For most competitors, athletics is predominantly about championships. The attempt to peak for that one day a year, when the medals are up for grabs, is at the forefront of their minds for the full season leading in. It’s almost as if nothing else matters.
Yet, when USA’s Will Claye stepped out of the London Stadium after taking silver in the triple jump at the IAAF World Championships London 2017, behind his compatriot and long-time rival Christian Taylor, it was clear he was not satisfied. His aspirations were not merely defined by the colours gold, silver or bronze, but by the weight of history. With this in mind, there was really only one thing the world’s media wanted to know.
When is Jonathan Edwards’ enduring world record going to be broken?
“We were put in this position for a reason, to push each other to break the world record,” said Claye. “I feel like it will come one day, and I think it just comes down to executing and having the right conditions.”
Into thin air
Both Taylor and Claye’s obsession with Edwards’ 18.29m world record is visible to all, and they are planning to go to extreme lengths to try to accomplish it. The search for perfect conditions will take them to an unusual destination this Wednesday (16), as they intend to compete in the ski resort of Tignes in the French Alps, at an elevation of approximately 3,700m (12,000 feet) above sea level. Should that fail, they’ll have a final bite of this illusive cherry, for the time being, at the IAAF Diamond League meeting in Brussels on Friday, 1 September.
“We are both going up there to try to break the world record. It may have an asterisk beside it, but hey, I’ll take it,” said Claye. “After that we have some time to reboot and get ourselves back together, so Brussels will be big.”
London was Claye’s third time finishing in the silver medal position at a global outdoor championship, after the 2012 and 2016 Olympics. On each occasion his USA teammate Christian Taylor has got the better of him. Despite his admiration for his rival, Claye admits he is growing tired of consistently finishing second best.
“I’m going to work my butt off so I don’t lose ever again,” he says. “It’s like a brotherly rivalry. You don’t want to lose to your brother. It’s very competitive but at the same time you love him.
“I’m always going to have that chip on my shoulder and I’m always going to want to win. I got second, and I don’t ever want to get second again.”
In London last Thursday, Claye achieved a distance of 17.63m with his third-round jump, and finished an agonising 5cm down on Taylor. Despite having a very consistent series, with four of his five other jumps measuring 17.49m or better, the 26-year-old was left unsatisfied by his performance on the night.
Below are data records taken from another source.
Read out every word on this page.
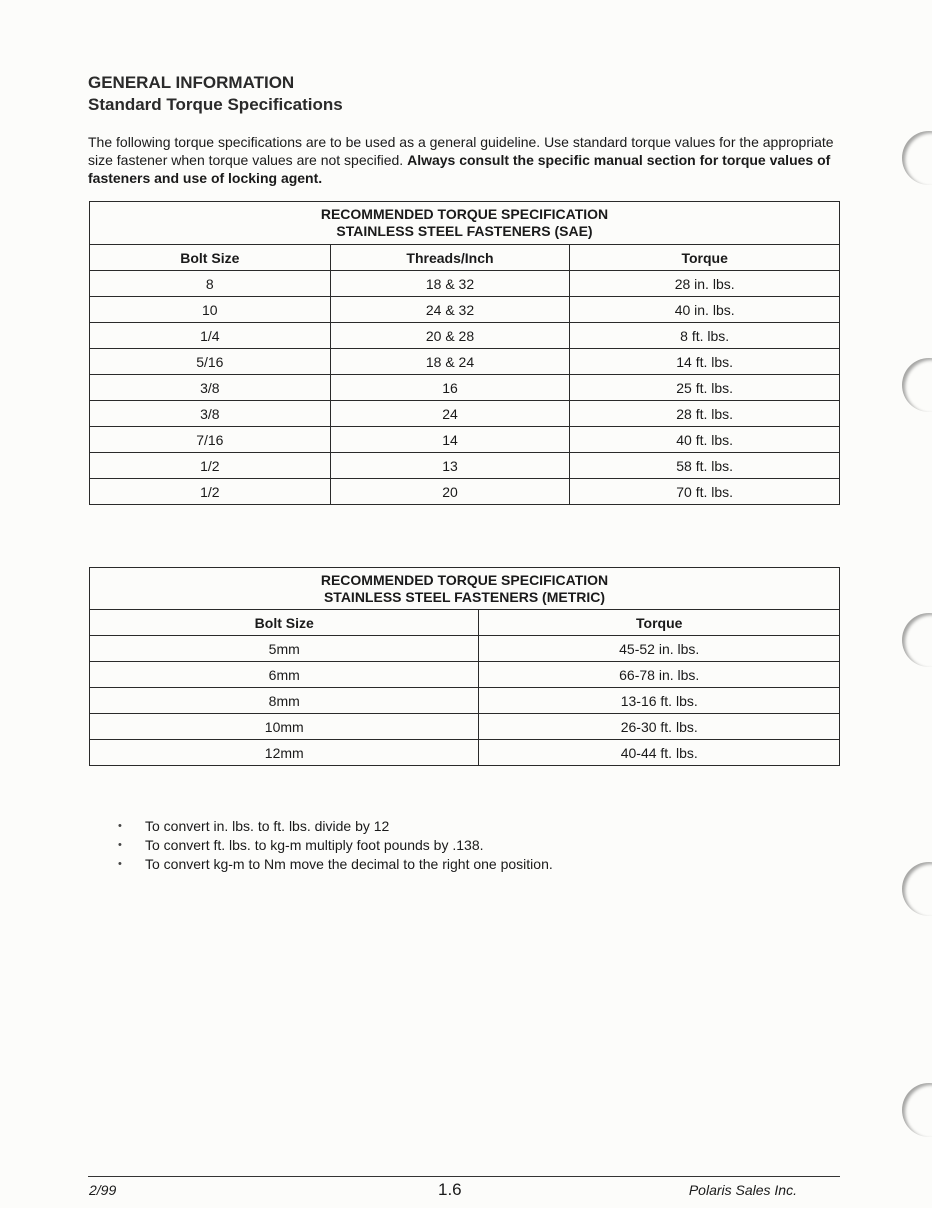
GENERAL INFORMATION
Standard Torque Specifications

The following torque specifications are to be used as a general guideline. Use standard torque values for the appropriate size fastener when torque values are not specified. Always consult the specific manual section for torque values of fasteners and use of locking agent.

RECOMMENDED TORQUE SPECIFICATION
STAINLESS STEEL FASTENERS (SAE)		

Bolt Size	Threads/Inch	Torque
8	18 & 32	28 in. lbs.
10	24 & 32	40 in. lbs.
1/4	20 & 28	8 ft. lbs.
5/16	18 & 24	14 ft. lbs.
3/8	16	25 ft. lbs.
3/8	24	28 ft. lbs.
7/16	14	40 ft. lbs.
1/2	13	58 ft. lbs.
1/2	20	70 ft. lbs.
RECOMMENDED TORQUE SPECIFICATION
STAINLESS STEEL FASTENERS (METRIC)	

Bolt Size	Torque
5mm	45-52 in. lbs.
6mm	66-78 in. lbs.
8mm	13-16 ft. lbs.
10mm	26-30 ft. lbs.
12mm	40-44 ft. lbs.
• To convert in. lbs. to ft. lbs. divide by 12
• To convert ft. lbs. to kg-m multiply foot pounds by .138.
• To convert kg-m to Nm move the decimal to the right one position.
2/99	1.6	Polaris Sales Inc.
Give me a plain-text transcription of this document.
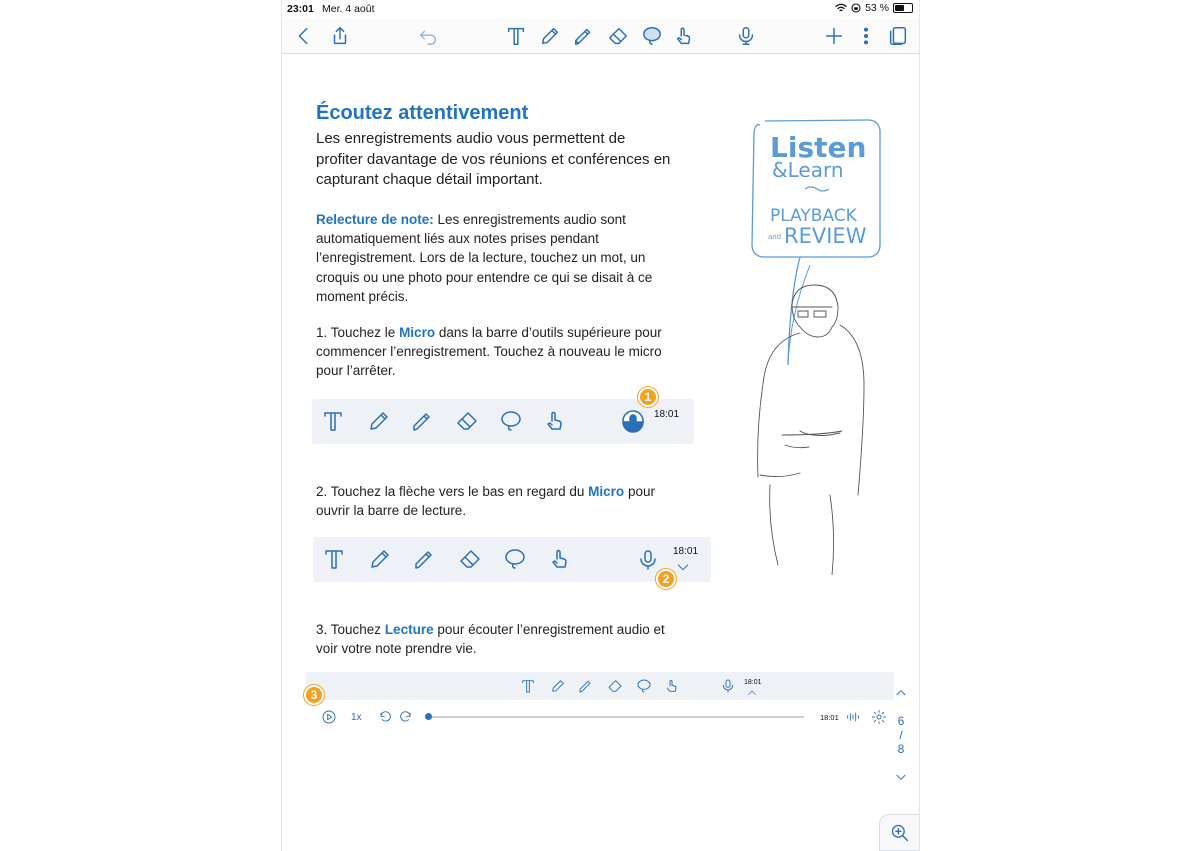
23:01 Mer. 4 août	53 %
Écoutez attentivement
Les enregistrements audio vous permettent de profiter davantage de vos réunions et conférences en capturant chaque détail important.
Relecture de note: Les enregistrements audio sont automatiquement liés aux notes prises pendant l’enregistrement. Lors de la lecture, touchez un mot, un croquis ou une photo pour entendre ce qui se disait à ce moment précis.
1. Touchez le Micro dans la barre d’outils supérieure pour commencer l’enregistrement. Touchez à nouveau le micro pour l’arrêter.
18:01
1
2. Touchez la flèche vers le bas en regard du Micro pour ouvrir la barre de lecture.
18:01
2
3. Touchez Lecture pour écouter l’enregistrement audio et voir votre note prendre vie.
18:01
1x	18:01
3
6
/
8
Listen
&Learn
PLAYBACK
and REVIEW
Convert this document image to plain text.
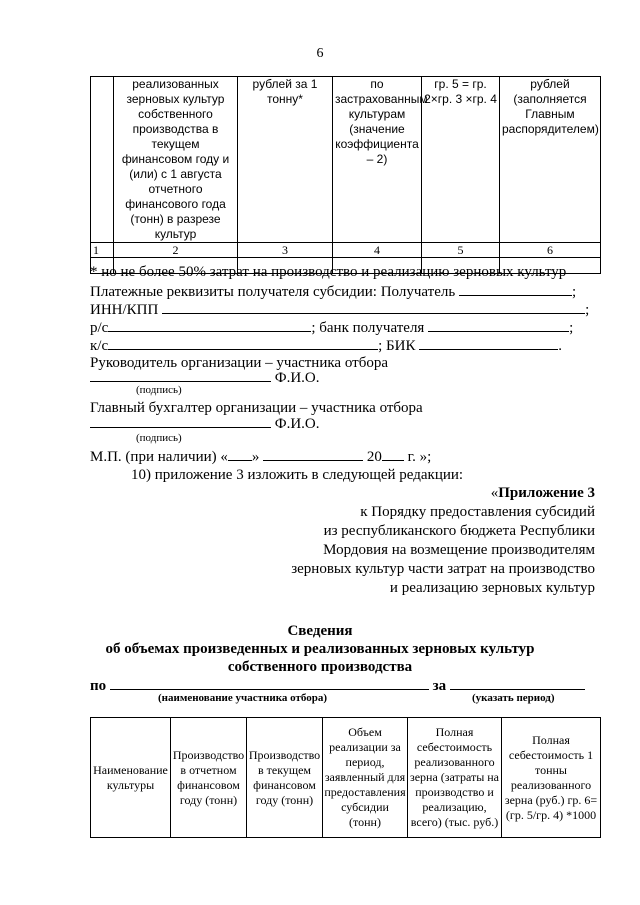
6
	реализованных зерновых культур собственного производства в текущем финансовом году и (или) с 1 августа отчетного финансового года (тонн) в разрезе культур	рублей за 1 тонну*	по застрахованным культурам (значение коэффициента – 2)	гр. 5 = гр. 2×гр. 3 ×гр. 4	рублей (заполняется Главным распорядителем)
1	2	3	4	5	6

* но не более 50% затрат на производство и реализацию зерновых культур
Платежные реквизиты получателя субсидии: Получатель	;
ИНН/КПП	;
р/с	; банк получателя	;
к/с	; БИК	.
Руководитель организации – участника отбора
Ф.И.О.
(подпись)
Главный бухгалтер организации – участника отбора
Ф.И.О.
(подпись)
М.П. (при наличии) « »	20 г. »;
10) приложение 3 изложить в следующей редакции:
«Приложение 3
к Порядку предоставления субсидий
из республиканского бюджета Республики
Мордовия на возмещение производителям
зерновых культур части затрат на производство
и реализацию зерновых культур
Сведения
об объемах произведенных и реализованных зерновых культур
собственного производства
по	за
(наименование участника отбора)	(указать период)
Наименование культуры	Производство в отчетном финансовом году (тонн)	Производство в текущем финансовом году (тонн)	Объем реализации за период, заявленный для предоставления субсидии (тонн)	Полная себестоимость реализованного зерна (затраты на производство и реализацию, всего) (тыс. руб.)	Полная себестоимость 1 тонны реализованного зерна (руб.) гр. 6=(гр. 5/гр. 4) *1000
“I feel I didn’t execute as well as I could,” he said. “I felt like I left a lot of distance out there. For my furthest jump I didn’t hit the board. That is unacceptable and that is something I’m going to have to live with and work on for the next time.”
Away from athletics, Claye has finally decided to pursue one of his other big passions in life: music. His area of expertise is in the genre of hip-hop, and he released his debut album, entitled ‘Look What You Created’ in April of this year. For now, he sees it as a welcome distraction from the high-pressure world of elite athletics, but he hasn’t ruled out a longer-term future in the business.
“I started making music before I started triple jumping, so I’ve been at it a long time, but I’ve decided now I want to put it out there for the people.
“It gives me a good balance in life. It gives me an outlet to vent and it’s my little diary to just give off who I am. If the right situation comes about in the future, it’s definitely something I would entertain doing professionally. Maybe one of these years I’ll take a year off track and work on a real album with some serious artists.”
That’s all for the future. For now, there’s the small matter of Jonathan Edwards’ long-standing mark, lurking prominently like a back itch that just can’t quite be scratched.
“I feel like Jonathan sees it in us, he sees that we are capable of it,” said Claye. “It seems to be the topic of conversation between us when we meet. You can feel him starting to let it go. He knows that it is coming.
“It’s more about who gets it last, rather than first. Once it’s broken, it’s going to continue to get broken. Just like when the four-minute-mile barrier was broken, it just started to flood afterwards.
“It’s just going to open new boundaries.”